What Is Smart Charging on Windows 10 and Windows 11?


Work from home setup with a Microsoft Surface Laptop set up on a laptop stand with a mouse and keyboard
Hannah Stryker / How-To Geek

Smart Charging is a Windows feature designed to protect the capacity of your battery by limiting the maximum charge, and by preventing the battery from overheating. Microsoft’s Smart Charging will automatically toggle on when your laptop is plugged in for a prolonged period and toggle off if the battery discharges below 20%.

You may have noticed that your laptop battery won’t charge beyond 80%, despite it being plugged in for what feels like an eternity. Don’t worry — your laptop isn’t broken. Smart charging has just temporarily limited your battery to extend its useful lifespan.

What is Smart Charging on Windows?

Smart Charging is a feature built into Windows 10 and Windows 11 and used on some modern laptops — for example Microsoft’s Surface Laptop 4 or the Surface Pro 8 — to try and improve the longevity of your battery.

It does this by limiting the maximum charge the battery to 80% of its normal capacity if your laptop is plugged in for a long time, or if your laptop is charging in a hot environment.

Most laptop manufacturers have something equivalent to Microsoft’s smart charging, though the implementation varies. Some of them will slow down your charging, but allow it to progress to a full charge, while others will prevent your battery from charging beyond a certain point.

RELATED: How Much Does It Cost to Recharge a Battery?

Should You Use Smart Charging?

Yes, you should use smart charging. Smart charging, like adaptive charging, is designed to increase the useful lifespan of the battery in your device. It certainly won’t make things worse, and there is a good chance it’ll make things better.

Moreover, you don’t have much of a choice. Smart charging typically enables and disables itself automatically based on your charging habits. You can’t just click a toggle in your settings to turn the smart charging built into Windows on or off.

If you’re using something equivalent to smart charging offered through your manufacturer, you might be able to toggle it manually. In that case, toggle it on if you plan on leaving your laptop plugged in for a prolonged period of time.

How Do You Enable or Disable Smart Charging?

How you enable or disable smart charging on your laptop depends on whether you’re using the smart charging built into Windows, or some equivalent from your manufacturer.

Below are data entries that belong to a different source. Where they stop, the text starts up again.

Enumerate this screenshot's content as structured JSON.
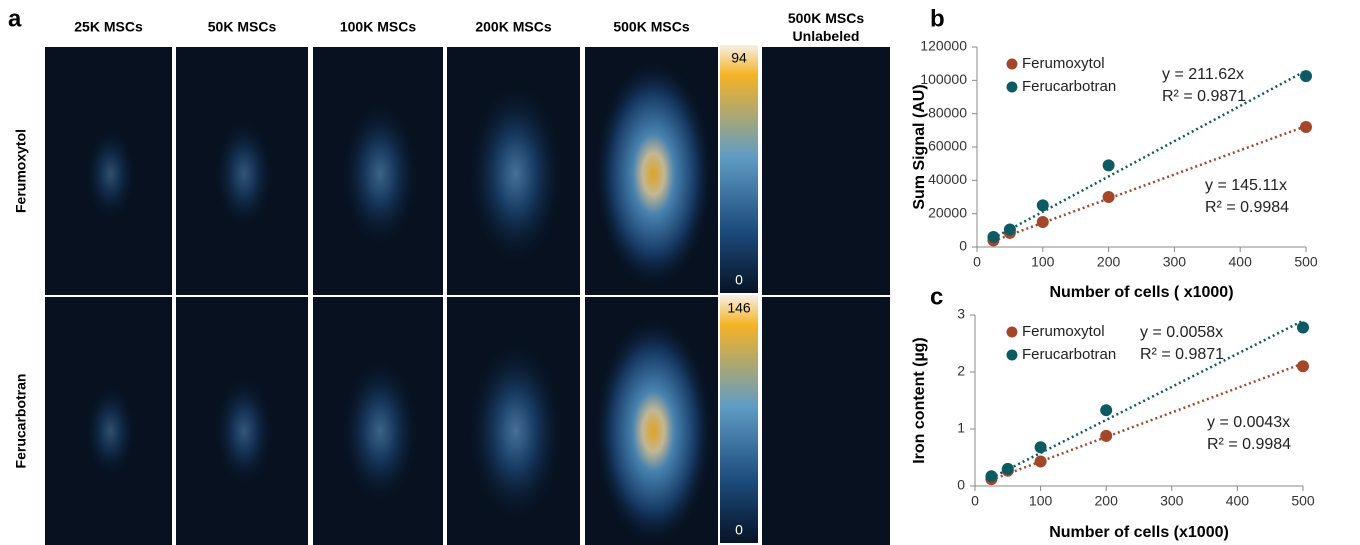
{
  "panel_labels": [
    "a",
    "b",
    "c"
  ],
  "image_panel": {
    "columns": [
      "25K MSCs",
      "50K MSCs",
      "100K MSCs",
      "200K MSCs",
      "500K MSCs",
      "500K MSCs Unlabeled"
    ],
    "rows": [
      "Ferumoxytol",
      "Ferucarbotran"
    ],
    "colorbars": [
      {
        "max": 94,
        "min": 0
      },
      {
        "max": 146,
        "min": 0
      }
    ]
  },
  "chart_data": [
    {
      "type": "scatter",
      "x_label": "Number of cells ( x1000)",
      "y_label": "Sum Signal (AU)",
      "x": [
        25,
        50,
        100,
        200,
        500
      ],
      "xlim": [
        0,
        500
      ],
      "xticks": [
        0,
        100,
        200,
        300,
        400,
        500
      ],
      "ylim": [
        0,
        120000
      ],
      "yticks": [
        0,
        20000,
        40000,
        60000,
        80000,
        100000,
        120000
      ],
      "legend": "upper left",
      "series": [
        {
          "name": "Ferumoxytol",
          "color": "#a3472a",
          "values": [
            4000,
            8500,
            15000,
            30000,
            72000
          ],
          "trend": {
            "label": "y = 145.11x",
            "slope": 145.11,
            "r2_label": "R² = 0.9984"
          }
        },
        {
          "name": "Ferucarbotran",
          "color": "#0e5a63",
          "values": [
            6000,
            10500,
            25000,
            49000,
            102500
          ],
          "trend": {
            "label": "y = 211.62x",
            "slope": 211.62,
            "r2_label": "R² = 0.9871"
          }
        }
      ]
    },
    {
      "type": "scatter",
      "x_label": "Number of cells (x1000)",
      "y_label": "Iron content (µg)",
      "x": [
        25,
        50,
        100,
        200,
        500
      ],
      "xlim": [
        0,
        500
      ],
      "xticks": [
        0,
        100,
        200,
        300,
        400,
        500
      ],
      "ylim": [
        0,
        3
      ],
      "yticks": [
        0,
        1,
        2,
        3
      ],
      "legend": "upper left",
      "series": [
        {
          "name": "Ferumoxytol",
          "color": "#a3472a",
          "values": [
            0.12,
            0.27,
            0.43,
            0.88,
            2.1
          ],
          "trend": {
            "label": "y = 0.0043x",
            "slope": 0.0043,
            "r2_label": "R² = 0.9984"
          }
        },
        {
          "name": "Ferucarbotran",
          "color": "#0e5a63",
          "values": [
            0.17,
            0.3,
            0.68,
            1.33,
            2.78
          ],
          "trend": {
            "label": "y = 0.0058x",
            "slope": 0.0058,
            "r2_label": "R² = 0.9871"
          }
        }
      ]
    }
  ]
}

If you’re using the smart charging built into Windows, then the simplest way to disable smart charging is to discharge your battery below 20% and then charge it again. The next charge should take your battery all the way up to 100%.

Enabling smart charging is more complicated. Smart charging is supposed to enable itself automatically when it detects that your laptop has been plugged in for a long time, as keeping the battery charged at 100% is bad for it. We have a few Surface Laptop 4s around the How-To Geek office, and we tried to get them to enable smart charging by leaving them plugged in for several days (more than a week in one case). None of them enabled it. It is unclear exactly how Windows decides when it should be enabled, but it enabling it certainly isn’t as simple as it should be.

Note: Getting the laptop hot while it was charging might have worked, but we didn’t test that, and you probably shouldn’t either — heat is the bane of electronics.

If you’re using other software to enable something equivalent to smart charging, then it is usually much easier. Most laptop other laptop manufacturers like Dell, Acer, HP, and others, have the feature included in their software package for your laptop. You’ll just be able to click a button to turn it on or off in that case.

Even if the feature isn’t available through software, most of the time your BIOS/UEFI will have an option that does something similar. Even the Surface Laptop 4s have an option that will limit how much the battery can be charged. Boot into the UEFI, then start by checking for an “Advanced” or “Power” section. If you can’t find the setting, you’ll need to consult the documentation for your laptop or motherboard to find out where it is.

Warning: Don’t just go wild changing settings in the UEFI/BIOS. You can easily mess something up and make your system unstable—or, worse yet, physically damage a component.

Unlike the smart charging built into Windows natively, the options built into your laptop’s UEFI can be toggled manually.

How Does Smart Charging Actually Work?

Batteries have a finite number of charge cycles — where the battery is charged from near empty to full — before it completely dies. Every charge cycle very slightly reduces the total capacity of the battery. This is ultimately why your phone’s battery is noticeably worse after years of use — the battery has physically degraded.

The more times you charge your battery, keep it charged at 100%, and the hotter it is while you do those things, the more quickly the battery will degrade.

Smart charging limits all of those factors and, ideally, extends the life of your laptop’s battery. Is it going to ensure that your battery has its original capacity after two years of regular use? No. But it might — depending on the battery chemistry and your use habits — let you eke out a few more years of use before your battery becomes annoyingly short-lived.